With the anticipated opening date set to be announced in 2024, the Broad Street facility will serve as an incubator and active commerce location for new entrepreneurs, start-ups, innovators, and existing business owners in our community. Temporary workspaces, meeting rooms, a commercial kitchen, technology equipment, and retail space will all be available to accelerator program participants. In addition, there will be opportunities to develop pitches, refine business models, and conduct market research in one centrally located training center.
Participants will also have the opportunity to interact and network with local venture capitalists and commercial banking representatives who will offer guidance in acquiring funding and accessing capital. Program facilitators will give advice and recommendations on matters including concept ideation and proposals, business ethics, intellectual property, marketing, finance, grant writing, and leadership. Boutique resources will be available to both new and existing small businesses.

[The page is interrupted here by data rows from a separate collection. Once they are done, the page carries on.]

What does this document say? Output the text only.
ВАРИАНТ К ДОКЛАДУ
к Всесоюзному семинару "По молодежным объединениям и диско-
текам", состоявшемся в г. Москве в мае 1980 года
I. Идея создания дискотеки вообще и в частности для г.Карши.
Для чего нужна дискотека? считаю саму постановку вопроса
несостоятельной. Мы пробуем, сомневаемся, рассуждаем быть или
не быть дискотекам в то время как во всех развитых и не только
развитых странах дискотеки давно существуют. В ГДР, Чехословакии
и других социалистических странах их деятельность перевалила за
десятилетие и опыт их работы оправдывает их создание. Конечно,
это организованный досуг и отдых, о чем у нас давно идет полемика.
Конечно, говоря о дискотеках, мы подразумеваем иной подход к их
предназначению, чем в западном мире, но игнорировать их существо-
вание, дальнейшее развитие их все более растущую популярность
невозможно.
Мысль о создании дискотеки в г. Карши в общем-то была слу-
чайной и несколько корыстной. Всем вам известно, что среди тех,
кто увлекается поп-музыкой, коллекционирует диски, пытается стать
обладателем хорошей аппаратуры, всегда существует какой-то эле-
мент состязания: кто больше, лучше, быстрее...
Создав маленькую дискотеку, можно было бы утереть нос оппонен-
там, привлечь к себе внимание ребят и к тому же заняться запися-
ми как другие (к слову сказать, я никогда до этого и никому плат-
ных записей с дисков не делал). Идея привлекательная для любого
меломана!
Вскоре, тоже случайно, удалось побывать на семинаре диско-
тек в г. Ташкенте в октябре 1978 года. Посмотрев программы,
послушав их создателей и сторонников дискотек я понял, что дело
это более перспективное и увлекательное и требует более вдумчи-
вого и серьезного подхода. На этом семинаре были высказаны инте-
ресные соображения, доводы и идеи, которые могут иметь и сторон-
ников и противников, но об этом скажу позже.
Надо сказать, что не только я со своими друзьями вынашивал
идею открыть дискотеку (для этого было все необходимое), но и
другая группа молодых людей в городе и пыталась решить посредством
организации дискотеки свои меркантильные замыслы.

The power of connection and collaboration cannot be overstated when fostering new business owners’ entrepreneurial spirit and empowerment. The exchanging of ideas in a centralized environment of inclusion, creation, and cooperation offers genuine opportunities for networking with community stakeholders who can help support and grow new businesses.

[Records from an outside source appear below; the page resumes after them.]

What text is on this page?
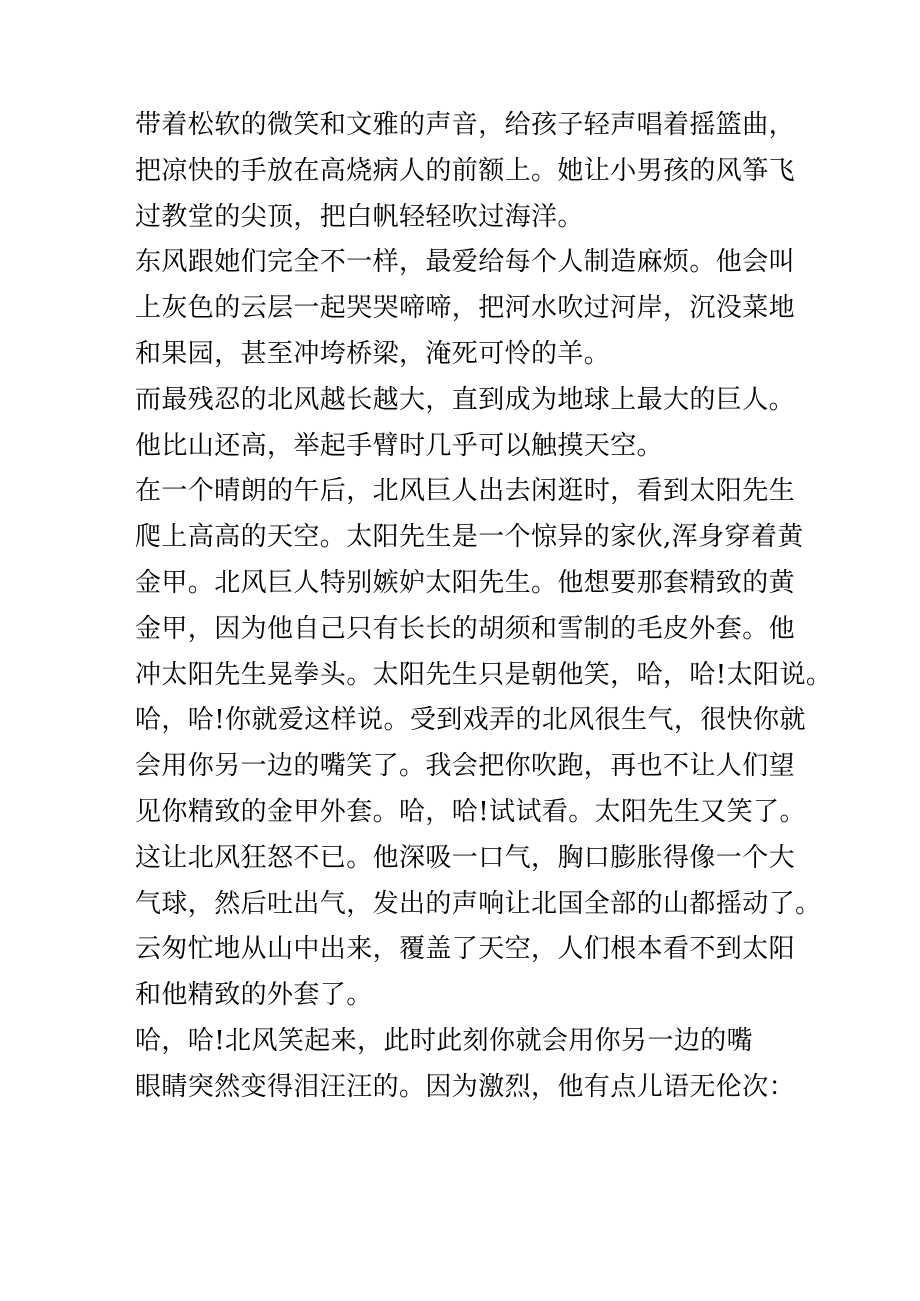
带着松软的微笑和文雅的声音，给孩子轻声唱着摇篮曲，
把凉快的手放在高烧病人的前额上。她让小男孩的风筝飞
过教堂的尖顶，把白帆轻轻吹过海洋。
东风跟她们完全不一样，最爱给每个人制造麻烦。他会叫
上灰色的云层一起哭哭啼啼，把河水吹过河岸，沉没菜地
和果园，甚至冲垮桥梁，淹死可怜的羊。
而最残忍的北风越长越大，直到成为地球上最大的巨人。
他比山还高，举起手臂时几乎可以触摸天空。
在一个晴朗的午后，北风巨人出去闲逛时，看到太阳先生
爬上高高的天空。太阳先生是一个惊异的家伙,浑身穿着黄
金甲。北风巨人特别嫉妒太阳先生。他想要那套精致的黄
金甲，因为他自己只有长长的胡须和雪制的毛皮外套。他
冲太阳先生晃拳头。太阳先生只是朝他笑，哈，哈!太阳说。
哈，哈!你就爱这样说。受到戏弄的北风很生气，很快你就
会用你另一边的嘴笑了。我会把你吹跑，再也不让人们望
见你精致的金甲外套。哈，哈!试试看。太阳先生又笑了。
这让北风狂怒不已。他深吸一口气，胸口膨胀得像一个大
气球，然后吐出气，发出的声响让北国全部的山都摇动了。
云匆忙地从山中出来，覆盖了天空，人们根本看不到太阳
和他精致的外套了。
哈，哈!北风笑起来，此时此刻你就会用你另一边的嘴
眼睛突然变得泪汪汪的。因为激烈，他有点儿语无伦次：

Assisting local entrepreneurs leads to a more vibrant community and greater diversity in public services as well as a boom for job creation and the local economy. According to Stephan Goetz, professor of regional economics at Penn State, “Local ownership matters in important ways. Smaller, locally-owned businesses provide higher, long-term economic growth. We can’t look outside of the community for our economic salvation. The best strategy is to help people start new businesses locally and help them grow and be successful.”
The DDA is honored to help small business owners achieve their goals, turn ideas into realities, and develop small beginnings into big success here in downtown Augusta, GA!